Czwartkowy wieczór w Klubie Stodoła z zespołem Dziwna Wiosna, zdecydowanie rozpalił do czerwoności utworami – petardami, ale także skłonił mnie do refleksji nad życiem lżejszymi balladami. To życie bywa niezrozumiałe, samotne, ulotne, frustrujące i często nie napawające optymizmem co w tekstach Dawida Karpiuka słychać.
Historia zespołu Dziwna Wiosna, muzycznego trio w składzie: Łukasz Moskal -bębny, Wojtek Traczyk – bas oraz Dawid Karpiuk – wokal i gitara, które powstało około 4 lata temu w pandemii nie jest taka oczywista. Pod pierzynką głośnego rock n rolla do poskakania i sukcesu jaki mam poczucie zespół odnosi, to teksty Dawida Karpiuka są jak góra lodowa kontekstów i znaczeń, gdzie pod jej powierzchnią znacznie więcej widać głębi.

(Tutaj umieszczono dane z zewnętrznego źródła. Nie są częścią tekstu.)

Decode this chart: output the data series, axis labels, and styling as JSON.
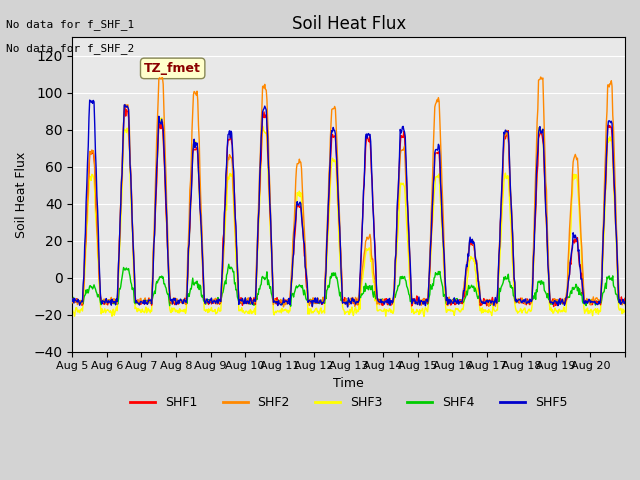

“Wiecie co fajnie grać w domu. Jestem z Woli, jest taka dzielnica Odolany. I to dzielnica kolesi. Jeden z nich pił kiedyś wódkę pod sklepem, sprzedawał płyty ACDC i za***ali go. Wielu moich kolegów nie ma już tu, a ja byłem takim kolesiem.

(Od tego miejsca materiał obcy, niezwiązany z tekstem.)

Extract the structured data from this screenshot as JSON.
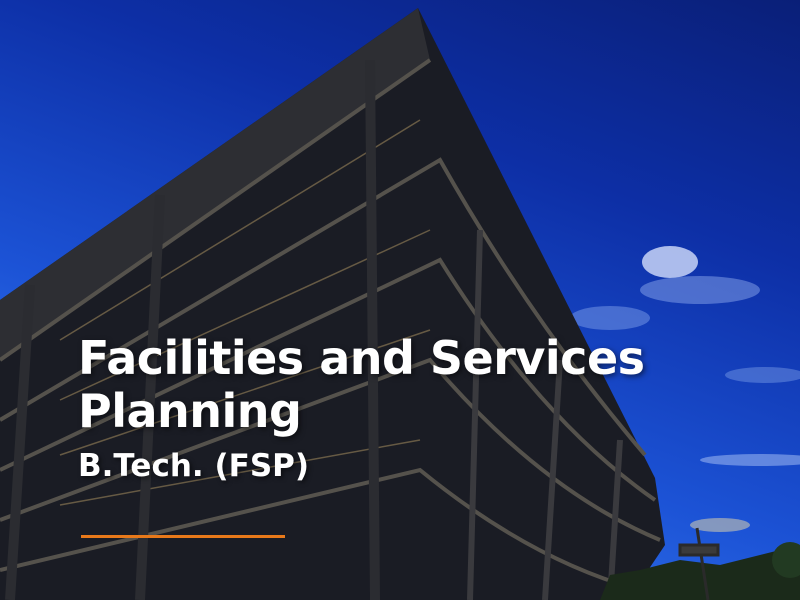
{
  "heading": {
    "line1": "Facilities and Services",
    "line2": "Planning",
    "subtitle": "B.Tech. (FSP)"
  },
  "colors": {
    "accent": "#e8791a",
    "text": "#ffffff",
    "sky": "#1c53d6"
  }
}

Na tej trasie gdzie choćby w tym miesiącu zagraliśmy 11 koncertów, nie spodziewałem się, że doświadczymy tak wiele miłości od wielu ludzi”

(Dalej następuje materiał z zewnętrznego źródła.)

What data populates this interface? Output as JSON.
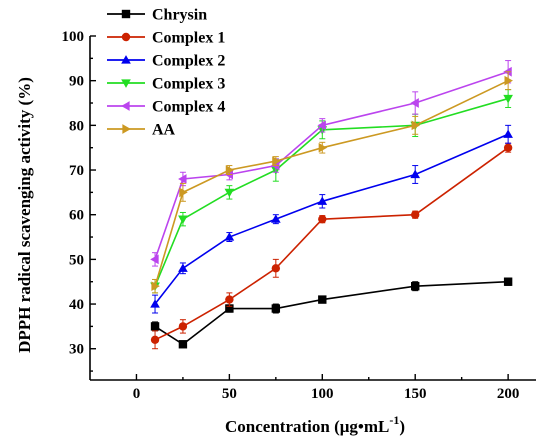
{
  "chart_data": {
    "type": "line",
    "xlabel": "Concentration (μg•mL",
    "xlabel_sup": "-1",
    "xlabel_close": ")",
    "ylabel": "DPPH radical scavenging activity (%)",
    "xlim": [
      -25,
      215
    ],
    "ylim": [
      23,
      100
    ],
    "xticks": [
      0,
      50,
      100,
      150,
      200
    ],
    "yticks": [
      30,
      40,
      50,
      60,
      70,
      80,
      90,
      100
    ],
    "x": [
      10,
      25,
      50,
      75,
      100,
      150,
      200
    ],
    "legend_position": "top-left",
    "series": [
      {
        "name": "Chrysin",
        "color": "#000000",
        "marker": "square",
        "values": [
          35,
          31,
          39,
          39,
          41,
          44,
          45
        ],
        "errors": [
          1,
          0.5,
          0.8,
          1,
          0.6,
          1,
          0.8
        ]
      },
      {
        "name": "Complex 1",
        "color": "#cc2200",
        "marker": "circle",
        "values": [
          32,
          35,
          41,
          48,
          59,
          60,
          75
        ],
        "errors": [
          2,
          1.5,
          1.5,
          2,
          0.8,
          0.8,
          1
        ]
      },
      {
        "name": "Complex 2",
        "color": "#0000ee",
        "marker": "triangle-up",
        "values": [
          40,
          48,
          55,
          59,
          63,
          69,
          78
        ],
        "errors": [
          2,
          1.2,
          1,
          1,
          1.5,
          2,
          2
        ]
      },
      {
        "name": "Complex 3",
        "color": "#22dd22",
        "marker": "triangle-down",
        "values": [
          44,
          59,
          65,
          70,
          79,
          80,
          86
        ],
        "errors": [
          1.5,
          1.5,
          1.5,
          2.5,
          2,
          2.5,
          2
        ]
      },
      {
        "name": "Complex 4",
        "color": "#bb44ee",
        "marker": "triangle-left",
        "values": [
          50,
          68,
          69,
          71,
          80,
          85,
          92
        ],
        "errors": [
          1.5,
          1.5,
          1.2,
          1.5,
          1.5,
          2.5,
          2.5
        ]
      },
      {
        "name": "AA",
        "color": "#cc9922",
        "marker": "triangle-right",
        "values": [
          44,
          65,
          70,
          72,
          75,
          80,
          90
        ],
        "errors": [
          1.5,
          2,
          1,
          1,
          1.2,
          2,
          2
        ]
      }
    ]
  }
}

Zdanie “Jesteś obok mnie, jesteś obok mnie” które mi utkwiło w pamięci podczas wykonu kawałka “Odolany” mam wrażenie było wyśpiewywane przez wokalistę Dziwnej Wiosny jak mantra i podziękowanie, w moim odczuciu za osobę, która jest gdzieś w końcu obecna po długim czasie boksowania się z codziennością artysty. Żyjemy w czasach, które są pełne niebezpieczeństw, instant relacji, samotności, która rozrywa serce, oddziela od siebie i może prowadzić do głębokiej depresji i zaburzeń psychicznych. Czy na końcu tej drogi jak śpiewa wokalista w utworze “Chłopcy” czy “zginiemy na tej planecie, nie starczy miejsca w rakiecie”? Klimat kosmicznego dealaya frontmana oddaje atmosferę bezkresu i apokaliptycznej wizji przestrzeni, która budzi niepewność przed jutrem. Drugim biegunem tekstów Dawida Karpiuka, które solidnie poruszają są wrażliwe, dotykające spostrzeżenia doświadczeń lub mżonek o bliskości między ludźmi, dzięki, której mimo bólu można coś uleczyć, dać nadzieję i wsparcie swoją obecnością.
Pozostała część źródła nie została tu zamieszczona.